我希望大家都能读读《推背集》,尤其是喜欢阅读鲁迅先生文章的读者,这个集子能让他们品出十分相近的味道。

我不太同意父亲的观点。唐弢的文笔是通俗的白话文,文章意义一看便知,不像鲁迅,文笔文白掺杂,语言更为犀利。鲁迅的笔锋所至,有着对旧社会更深刻的洞察力和思辨力,而且结构严谨、文笔简练、论证严密,锋芒所向更具有战斗性。他尤其善于运用隐喻和象征手法,促使读者联想和思考,这就更增添了他杂文的思想深度。这一点,实在是唐弢先生难以企及的。

《琐忆》内容或并非出自亲身经历

我父亲结识唐弢先生大约是在1935年,那时孔罗荪在汉口编辑《大光报·紫线》,来信邀请我父亲写一部中篇小说连载。我父亲当时正忙于写作长篇小说《炼狱》,起初并未答应。孔罗荪便写信给唐弢,托他前往我祖父开设在南京东路上的律师事务所拜访我父亲,并转达其殷切期望。我父亲为此停下手头工作,用了几个星期时间,写成一部五六万字的中篇小说《三十年代》,再委托唐弢寄给汉口的孔罗荪去编辑和发表。

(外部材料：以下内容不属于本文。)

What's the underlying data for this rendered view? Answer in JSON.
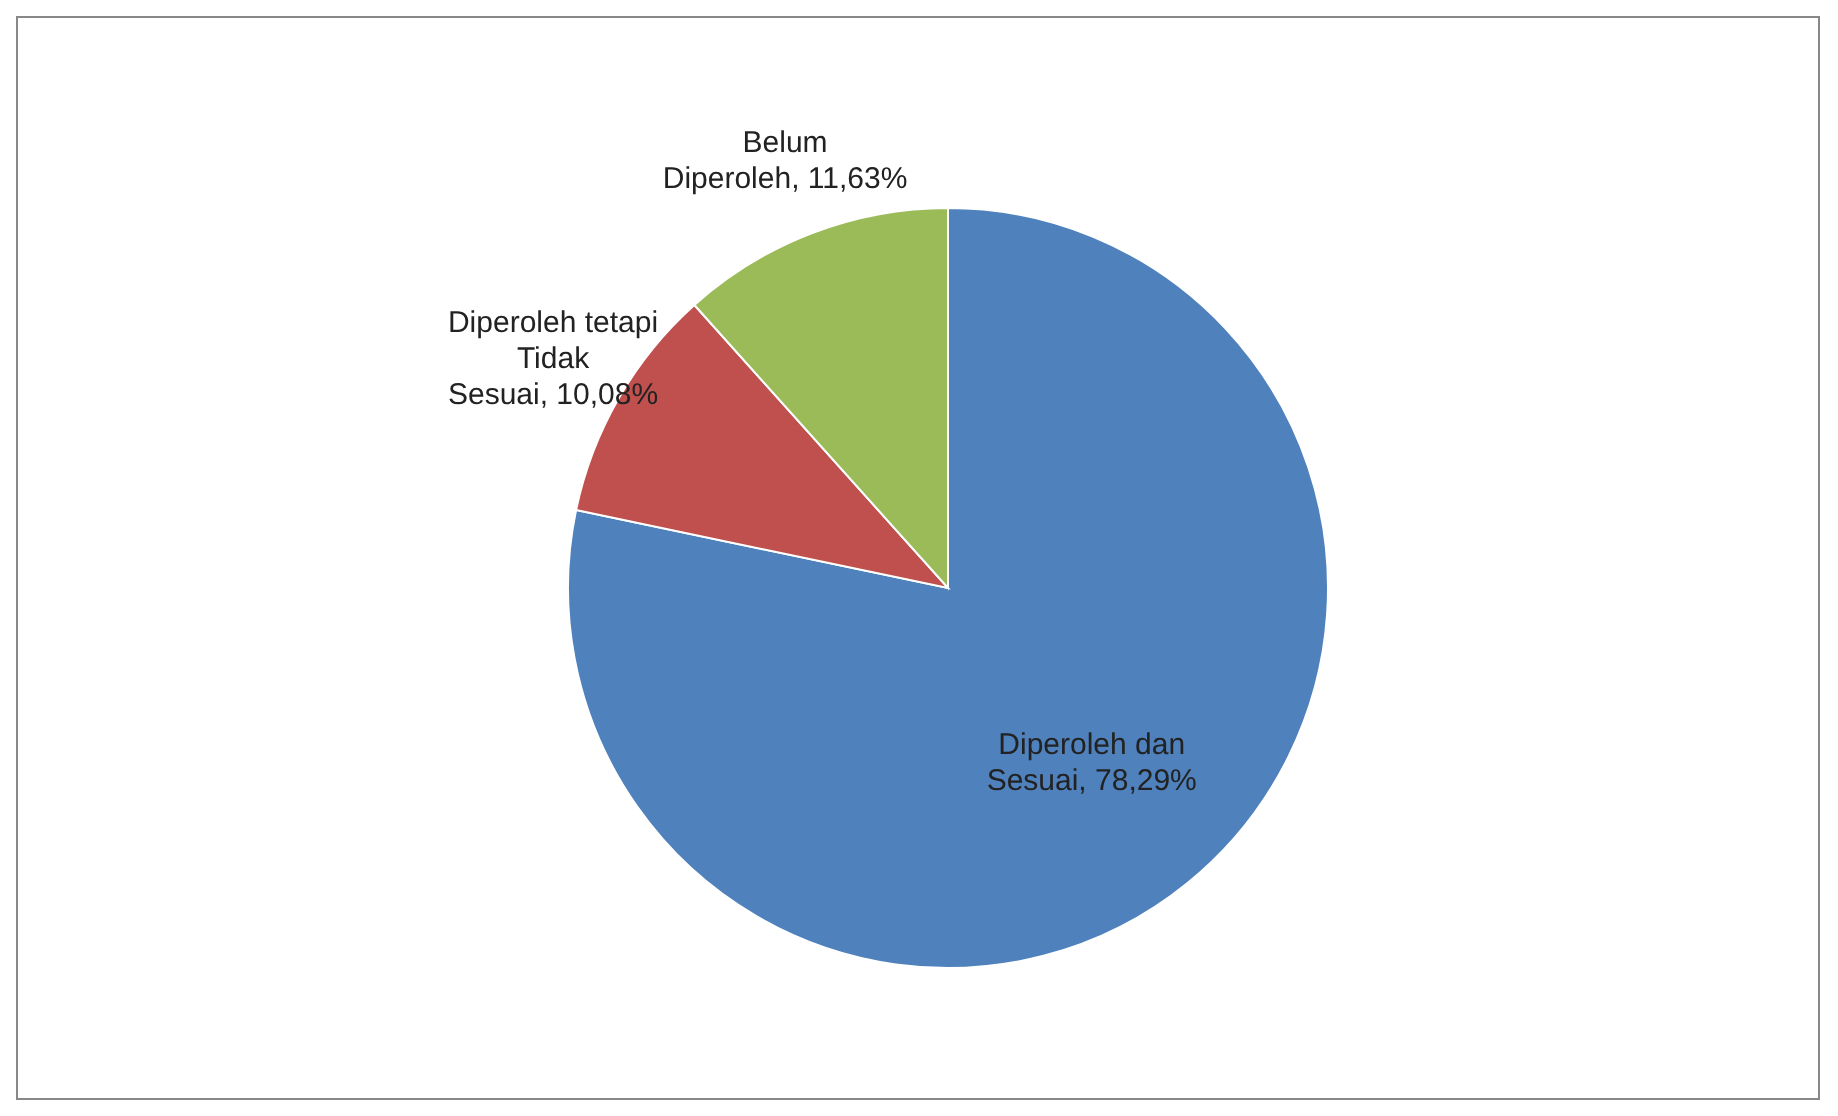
{
  "chart_data": {
    "type": "pie",
    "categories": [
      "Diperoleh dan Sesuai",
      "Diperoleh tetapi Tidak Sesuai",
      "Belum Diperoleh"
    ],
    "values": [
      78.29,
      10.08,
      11.63
    ],
    "value_labels": [
      "78,29%",
      "10,08%",
      "11,63%"
    ],
    "colors": [
      "#4f81bd",
      "#c0504d",
      "#9bbb59"
    ],
    "legend": false
  }
}
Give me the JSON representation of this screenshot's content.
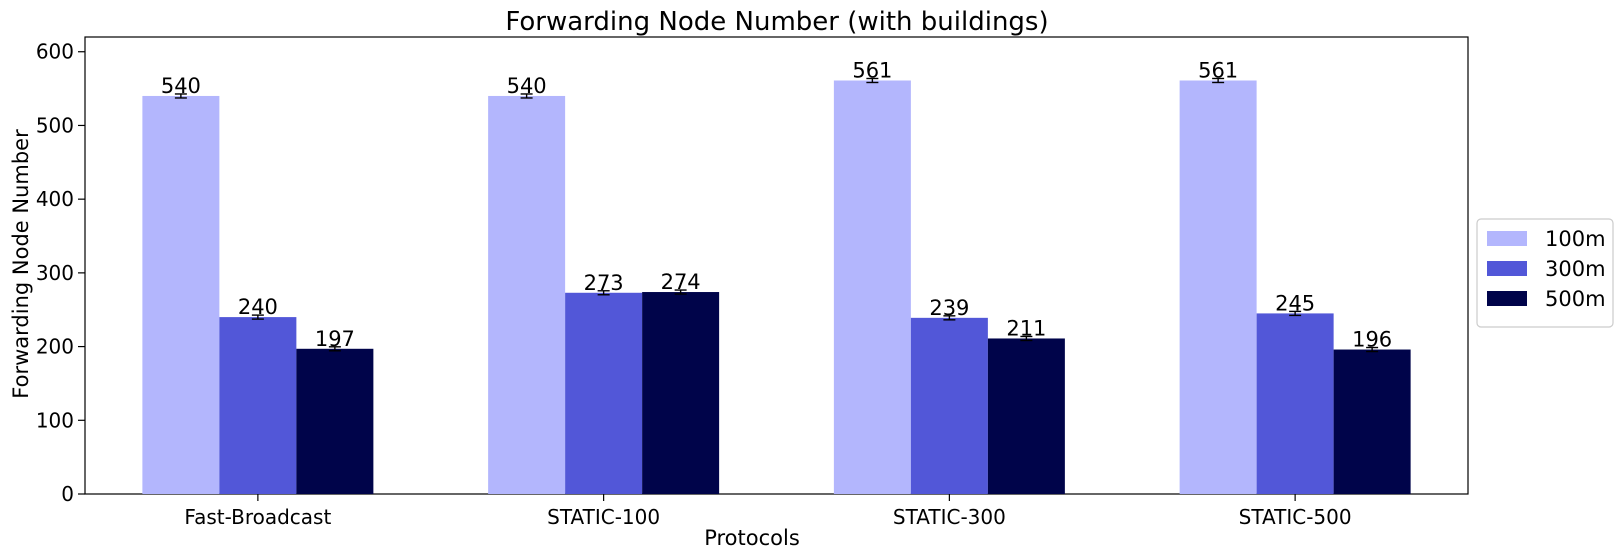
{
  "chart_data": {
    "type": "bar",
    "title": "Forwarding Node Number (with buildings)",
    "xlabel": "Protocols",
    "ylabel": "Forwarding Node Number",
    "categories": [
      "Fast-Broadcast",
      "STATIC-100",
      "STATIC-300",
      "STATIC-500"
    ],
    "ylim": [
      0,
      620
    ],
    "yticks": [
      0,
      100,
      200,
      300,
      400,
      500,
      600
    ],
    "grid": false,
    "legend_position": "right",
    "error_bars": true,
    "series": [
      {
        "name": "100m",
        "color": "#b3b6fd",
        "values": [
          540,
          540,
          561,
          561
        ],
        "labels": [
          "540",
          "540",
          "561",
          "561"
        ]
      },
      {
        "name": "300m",
        "color": "#5257d8",
        "values": [
          240,
          273,
          239,
          245
        ],
        "labels": [
          "240",
          "273",
          "239",
          "245"
        ]
      },
      {
        "name": "500m",
        "color": "#00044a",
        "values": [
          197,
          274,
          211,
          196
        ],
        "labels": [
          "197",
          "274",
          "211",
          "196"
        ]
      }
    ]
  }
}
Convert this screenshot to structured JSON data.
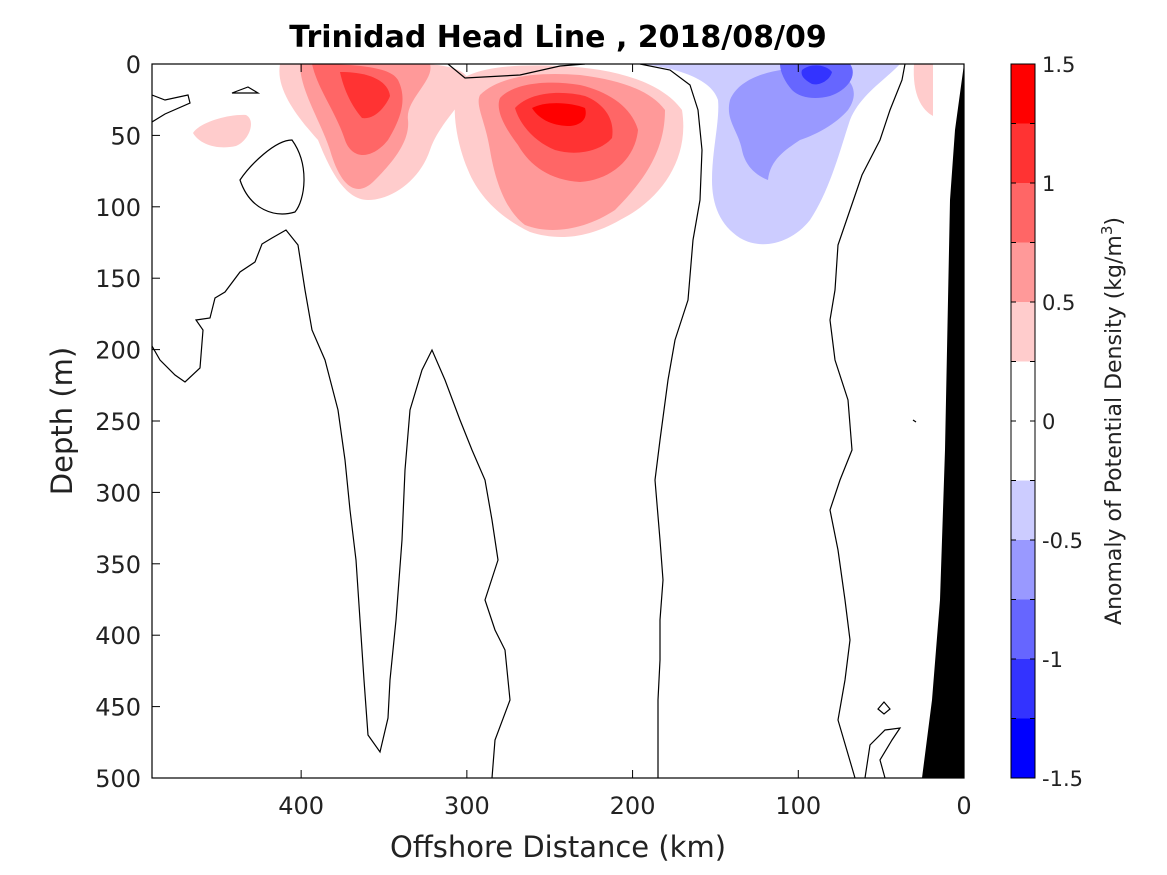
{
  "chart_data": {
    "type": "contour",
    "title": "Trinidad Head Line , 2018/08/09",
    "xlabel": "Offshore Distance (km)",
    "ylabel": "Depth (m)",
    "xlim": [
      490,
      0
    ],
    "ylim": [
      0,
      500
    ],
    "x_ticks": [
      {
        "value": 400,
        "label": "400"
      },
      {
        "value": 300,
        "label": "300"
      },
      {
        "value": 200,
        "label": "200"
      },
      {
        "value": 100,
        "label": "100"
      },
      {
        "value": 0,
        "label": "0"
      }
    ],
    "y_ticks": [
      {
        "value": 0,
        "label": "0"
      },
      {
        "value": 50,
        "label": "50"
      },
      {
        "value": 100,
        "label": "100"
      },
      {
        "value": 150,
        "label": "150"
      },
      {
        "value": 200,
        "label": "200"
      },
      {
        "value": 250,
        "label": "250"
      },
      {
        "value": 300,
        "label": "300"
      },
      {
        "value": 350,
        "label": "350"
      },
      {
        "value": 400,
        "label": "400"
      },
      {
        "value": 450,
        "label": "450"
      },
      {
        "value": 500,
        "label": "500"
      }
    ],
    "colorbar": {
      "label": "Anomaly of Potential Density (kg/m",
      "label_superscript": "3",
      "label_suffix": ")",
      "range": [
        -1.5,
        1.5
      ],
      "levels": [
        {
          "from": -1.5,
          "to": -1.25,
          "color": "#0000ff"
        },
        {
          "from": -1.25,
          "to": -1.0,
          "color": "#3333ff"
        },
        {
          "from": -1.0,
          "to": -0.75,
          "color": "#6666ff"
        },
        {
          "from": -0.75,
          "to": -0.5,
          "color": "#9999ff"
        },
        {
          "from": -0.5,
          "to": -0.25,
          "color": "#ccccff"
        },
        {
          "from": -0.25,
          "to": 0.25,
          "color": "#ffffff"
        },
        {
          "from": 0.25,
          "to": 0.5,
          "color": "#ffcccc"
        },
        {
          "from": 0.5,
          "to": 0.75,
          "color": "#ff9999"
        },
        {
          "from": 0.75,
          "to": 1.0,
          "color": "#ff6666"
        },
        {
          "from": 1.0,
          "to": 1.25,
          "color": "#ff3333"
        },
        {
          "from": 1.25,
          "to": 1.5,
          "color": "#ff0000"
        }
      ],
      "ticks": [
        {
          "value": 1.5,
          "label": "1.5"
        },
        {
          "value": 1.0,
          "label": "1"
        },
        {
          "value": 0.5,
          "label": "0.5"
        },
        {
          "value": 0.0,
          "label": "0"
        },
        {
          "value": -0.5,
          "label": "-0.5"
        },
        {
          "value": -1.0,
          "label": "-1"
        },
        {
          "value": -1.5,
          "label": "-1.5"
        }
      ]
    },
    "anomaly_features": [
      {
        "kind": "positive",
        "center_km": 355,
        "center_depth_m": 30,
        "peak": 1.0
      },
      {
        "kind": "positive",
        "center_km": 238,
        "center_depth_m": 35,
        "peak": 1.3
      },
      {
        "kind": "negative",
        "center_km": 90,
        "center_depth_m": 8,
        "peak": -1.1
      },
      {
        "kind": "positive",
        "center_km": 25,
        "center_depth_m": 20,
        "peak": 0.4
      }
    ],
    "bathymetry_color": "#000000",
    "grid": false
  }
}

有一件事最值得一提。鲁迅研究专家倪墨炎上世纪60年代曾在中华书局上海编辑所与我父亲共事,后任上海出版局审读处处长。他在《文汇报》上撰文,指出唐弢写的《琐忆》并不是他亲身经历的自叙,而是拼凑他人回忆录的综合文章。证据有几个方面:唐弢除第一次与鲁迅相见、后来的相见以及通信之谊外,从未与鲁迅及其他青年一同交谈过,鲁迅日记与书信中也从未提及此事。尤其是鲁迅为北大学生冯三省补鞋的故事,内容完全抄袭自荆有麟的文章。而《琐忆》一文中,鲁迅指责生活书店随意涂改稿件、乱加批语的内容,也完全出自鲁迅《准风月谈》中的《晨凉漫记》一文。特别是文中所述六次与鲁迅见面的谈话,全都是无中生有的虚构。倪墨炎的这篇文章发表于2002年11月30日《文汇报》第八版。后来《博览群书》在2009年第5期上,还就此展开过讨论与争论。

《琐忆》是我中学语文课本中的必读教材,记忆之深,毋庸讳言。这也算是我读了《推背集》之后的一段题外话罢。